METAGENOMICS - genetica.uab.catgenetica.uab.cat/base/documents/Genomics/Metagenomics. Aina Mª Mas2015... · Metagenomics is complemeted with different approaches to have an overall

Multiple comparative metagenomics using multiset k-mer ... · composition. Such compositions may be approximated by sequencing marker genes, such as the rRNA 16S in bacterial communities

METAGENOMICS (16S AMPLICON SEQUENCING) AND DGGE …

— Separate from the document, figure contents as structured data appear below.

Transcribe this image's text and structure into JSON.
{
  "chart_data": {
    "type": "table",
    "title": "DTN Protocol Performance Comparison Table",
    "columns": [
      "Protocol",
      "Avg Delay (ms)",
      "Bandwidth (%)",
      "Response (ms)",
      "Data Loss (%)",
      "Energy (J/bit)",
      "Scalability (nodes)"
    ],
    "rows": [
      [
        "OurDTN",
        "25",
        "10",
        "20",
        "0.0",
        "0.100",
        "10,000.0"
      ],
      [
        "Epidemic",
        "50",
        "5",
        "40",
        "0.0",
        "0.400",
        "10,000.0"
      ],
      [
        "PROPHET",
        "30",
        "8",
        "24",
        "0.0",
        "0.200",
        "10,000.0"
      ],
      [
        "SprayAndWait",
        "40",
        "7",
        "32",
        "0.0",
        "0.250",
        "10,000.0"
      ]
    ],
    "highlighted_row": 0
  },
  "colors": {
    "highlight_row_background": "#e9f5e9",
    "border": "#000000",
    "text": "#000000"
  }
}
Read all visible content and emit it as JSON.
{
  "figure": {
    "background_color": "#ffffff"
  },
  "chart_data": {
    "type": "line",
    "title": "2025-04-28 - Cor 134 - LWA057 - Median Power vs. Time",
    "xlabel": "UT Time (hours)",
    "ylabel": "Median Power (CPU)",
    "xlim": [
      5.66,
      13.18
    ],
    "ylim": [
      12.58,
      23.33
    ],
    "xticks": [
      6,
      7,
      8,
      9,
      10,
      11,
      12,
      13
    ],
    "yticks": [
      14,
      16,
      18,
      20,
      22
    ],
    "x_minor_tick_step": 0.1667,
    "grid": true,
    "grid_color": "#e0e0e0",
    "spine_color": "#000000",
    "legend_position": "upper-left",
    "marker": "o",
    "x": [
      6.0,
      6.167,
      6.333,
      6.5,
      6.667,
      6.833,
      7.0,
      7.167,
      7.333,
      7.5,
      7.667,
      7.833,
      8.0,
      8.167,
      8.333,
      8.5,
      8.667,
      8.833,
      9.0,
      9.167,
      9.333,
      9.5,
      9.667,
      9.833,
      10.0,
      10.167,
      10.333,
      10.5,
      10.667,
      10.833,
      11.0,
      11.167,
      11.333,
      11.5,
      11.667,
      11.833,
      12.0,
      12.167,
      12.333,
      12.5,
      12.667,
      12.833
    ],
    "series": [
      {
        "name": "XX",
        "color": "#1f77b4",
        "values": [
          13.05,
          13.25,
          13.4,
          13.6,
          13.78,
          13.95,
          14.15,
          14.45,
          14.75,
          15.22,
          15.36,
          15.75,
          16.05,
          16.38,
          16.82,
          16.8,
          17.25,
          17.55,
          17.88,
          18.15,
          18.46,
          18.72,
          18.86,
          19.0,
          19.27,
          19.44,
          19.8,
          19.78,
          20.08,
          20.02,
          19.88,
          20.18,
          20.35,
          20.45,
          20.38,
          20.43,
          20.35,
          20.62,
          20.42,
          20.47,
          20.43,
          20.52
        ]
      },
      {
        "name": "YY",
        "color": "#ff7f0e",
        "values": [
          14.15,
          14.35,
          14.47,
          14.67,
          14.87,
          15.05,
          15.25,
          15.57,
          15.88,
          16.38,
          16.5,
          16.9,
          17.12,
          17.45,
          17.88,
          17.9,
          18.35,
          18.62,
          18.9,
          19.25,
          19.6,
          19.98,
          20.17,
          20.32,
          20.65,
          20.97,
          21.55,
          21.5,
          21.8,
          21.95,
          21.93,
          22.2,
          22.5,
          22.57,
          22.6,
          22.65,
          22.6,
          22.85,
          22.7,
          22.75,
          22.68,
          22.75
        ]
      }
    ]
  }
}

Improving saliva shotgun metagenomics by chemical host …

Quantitative Metagenomics

SHOTGUN METAGENOMIC SEQUENCING AND …hmpdacc.org/doc/d1.s2.t2 - Makedonka Mitreva - WGS at...(()Poster #59) 2. Metagenomic analysis of the microbiota 16S community profiling (Poster

Metagenomics and 16S - DTU

PoreLab - Hogeschool Leiden · Shotgun metagenomics enables accurate detection of organisms but ratio’s are an approximation. Transcriptomics is still at it’s infancy but will

713 Lecture 15 Host metagenomics. Progression of techniques Culture based –Use phenotypes and genotypes to ID Non-culture based, focused on 16S rDNA –Clone.